The tentative budget shows no across-the-board salary increases for employees, and anticipates a less-than-1 percent increase in health insurance costs, to $26.2 million, for active and retired employees. The collective bargaining agreements of six unions, representing more than 1,200 county workers, expired last year.
While the budget demands a tax increase in the general fund, two of three special district tax levies would be cut: the water tax levy by 2.5 percent and the refuse tax levy by 10.5 percent. The sewer levy would increase by 1 percent.
Of the refuse levy, Huntington said he cut $90,000 in spending requested by currently suspended refuse district Director RIchard Pope, by bringing line item projections closer to what the district actually spent in 2009 through 2011.
On the revenue side of the budget, Huntington is projecting a 4 percent bump in sales tax receipts next year, to $61 million. He attributes the estimate to "normal" growth, fueled in large part by Canadian shoppers. As of October 2012, year-to-date receipts were about 4 percent higher than in January through October 2011, he said.

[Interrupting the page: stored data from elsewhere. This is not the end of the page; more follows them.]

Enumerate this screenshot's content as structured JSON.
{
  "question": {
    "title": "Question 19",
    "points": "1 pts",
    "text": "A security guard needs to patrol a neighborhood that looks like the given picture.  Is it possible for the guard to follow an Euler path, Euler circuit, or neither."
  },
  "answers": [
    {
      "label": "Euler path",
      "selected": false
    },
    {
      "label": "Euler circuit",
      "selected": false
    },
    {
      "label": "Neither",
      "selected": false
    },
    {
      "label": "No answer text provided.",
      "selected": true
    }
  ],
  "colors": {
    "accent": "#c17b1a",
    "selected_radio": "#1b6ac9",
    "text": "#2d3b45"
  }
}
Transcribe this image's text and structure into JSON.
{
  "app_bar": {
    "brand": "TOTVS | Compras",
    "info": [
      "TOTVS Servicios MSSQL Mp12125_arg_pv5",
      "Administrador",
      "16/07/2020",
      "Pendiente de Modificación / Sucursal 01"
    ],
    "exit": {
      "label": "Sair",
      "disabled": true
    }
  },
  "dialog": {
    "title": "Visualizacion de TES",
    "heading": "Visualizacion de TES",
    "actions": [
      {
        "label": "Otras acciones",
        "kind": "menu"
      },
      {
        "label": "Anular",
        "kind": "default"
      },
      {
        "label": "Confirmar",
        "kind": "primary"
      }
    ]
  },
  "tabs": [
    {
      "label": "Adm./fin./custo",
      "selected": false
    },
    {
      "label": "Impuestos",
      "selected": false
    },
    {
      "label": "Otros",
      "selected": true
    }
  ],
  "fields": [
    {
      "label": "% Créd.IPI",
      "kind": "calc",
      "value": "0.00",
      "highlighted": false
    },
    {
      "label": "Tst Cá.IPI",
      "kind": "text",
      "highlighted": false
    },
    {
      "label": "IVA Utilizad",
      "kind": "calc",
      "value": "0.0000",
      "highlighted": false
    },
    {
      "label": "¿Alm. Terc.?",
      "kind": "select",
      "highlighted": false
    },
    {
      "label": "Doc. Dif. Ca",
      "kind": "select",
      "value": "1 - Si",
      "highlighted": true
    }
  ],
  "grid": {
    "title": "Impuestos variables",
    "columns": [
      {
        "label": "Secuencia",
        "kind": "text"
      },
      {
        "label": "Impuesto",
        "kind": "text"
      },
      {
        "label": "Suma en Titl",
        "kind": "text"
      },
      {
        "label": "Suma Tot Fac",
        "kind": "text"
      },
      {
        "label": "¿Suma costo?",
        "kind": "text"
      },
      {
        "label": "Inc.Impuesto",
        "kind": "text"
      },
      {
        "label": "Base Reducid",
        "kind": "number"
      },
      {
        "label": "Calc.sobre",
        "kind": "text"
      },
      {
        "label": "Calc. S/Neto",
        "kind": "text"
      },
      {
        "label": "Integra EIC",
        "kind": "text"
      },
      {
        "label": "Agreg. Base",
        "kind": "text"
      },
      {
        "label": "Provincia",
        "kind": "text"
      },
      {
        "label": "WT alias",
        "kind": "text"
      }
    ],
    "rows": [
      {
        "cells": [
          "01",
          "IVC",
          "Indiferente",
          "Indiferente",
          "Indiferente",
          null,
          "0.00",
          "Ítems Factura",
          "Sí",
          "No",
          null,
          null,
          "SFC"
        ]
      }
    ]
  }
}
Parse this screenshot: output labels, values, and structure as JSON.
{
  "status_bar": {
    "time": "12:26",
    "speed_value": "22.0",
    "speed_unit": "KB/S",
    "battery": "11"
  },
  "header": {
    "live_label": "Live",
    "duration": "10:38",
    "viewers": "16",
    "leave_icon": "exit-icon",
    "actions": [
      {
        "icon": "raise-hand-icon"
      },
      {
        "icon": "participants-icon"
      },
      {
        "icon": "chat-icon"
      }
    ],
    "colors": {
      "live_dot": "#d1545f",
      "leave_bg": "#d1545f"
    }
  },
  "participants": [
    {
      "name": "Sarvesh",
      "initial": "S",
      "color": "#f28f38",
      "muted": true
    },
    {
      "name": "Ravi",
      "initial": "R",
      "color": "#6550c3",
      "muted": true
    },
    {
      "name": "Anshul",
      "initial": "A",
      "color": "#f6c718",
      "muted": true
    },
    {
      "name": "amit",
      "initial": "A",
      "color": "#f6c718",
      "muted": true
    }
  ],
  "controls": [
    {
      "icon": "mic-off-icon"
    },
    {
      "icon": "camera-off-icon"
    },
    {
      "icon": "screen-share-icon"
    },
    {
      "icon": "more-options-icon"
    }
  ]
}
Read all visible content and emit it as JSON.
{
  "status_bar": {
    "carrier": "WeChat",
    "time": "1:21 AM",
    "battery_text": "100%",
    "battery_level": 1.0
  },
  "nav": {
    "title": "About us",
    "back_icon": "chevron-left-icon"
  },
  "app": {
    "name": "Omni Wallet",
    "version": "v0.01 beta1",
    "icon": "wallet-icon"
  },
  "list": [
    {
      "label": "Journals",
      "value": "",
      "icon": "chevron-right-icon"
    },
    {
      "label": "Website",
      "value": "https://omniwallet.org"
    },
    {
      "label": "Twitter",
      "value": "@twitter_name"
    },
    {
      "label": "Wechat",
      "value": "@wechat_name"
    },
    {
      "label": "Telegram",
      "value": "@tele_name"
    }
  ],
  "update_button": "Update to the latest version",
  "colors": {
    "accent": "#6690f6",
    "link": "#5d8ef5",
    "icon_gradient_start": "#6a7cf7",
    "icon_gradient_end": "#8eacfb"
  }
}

The budget also calls for using $11.4 million in county fund balances as revenue. The general fund balance, currently $27.3 million, would be drawn down by $9.4 million.
Other budget highlights include:
• A $10,000 allocation for the Niagara County Historical Society, "raised" by cutting funding for five other outside agencies — Cornell Cooperative Extension, NIOGA Library, Niagara Community Action Program Inc., the Niagara County Soil & Water District and Mercy Flight — by 1 percent of each of their 2012 grants. Glatz said NCHS asked for a funding line and the budget office was agreeable. "I think we're trying to be Niagara County-wide sensitive to those things that affect the county," he said.
• The appearance of a year-over-year, $1.7 million increase in Medicaid spending, offset by the state's phasing-in of a "hard cap" on local-share increases. The county's 2013 share will be larger because the state is taking 53 weekly payments instead of 52, Huntington said. On the bright side, the state's three-year plan to cap counties' share of annual Medicaid cost increases gets under way next year. The current 3 percent cap will be reduced to 2 percent, then 1 percent in 2014, and 0 percent in 2015. However much the county's Medicaid share is in 2015, that number is supposed to be "locked in" every year after that so counties aren't footing any more of the rising costs of Medicaid.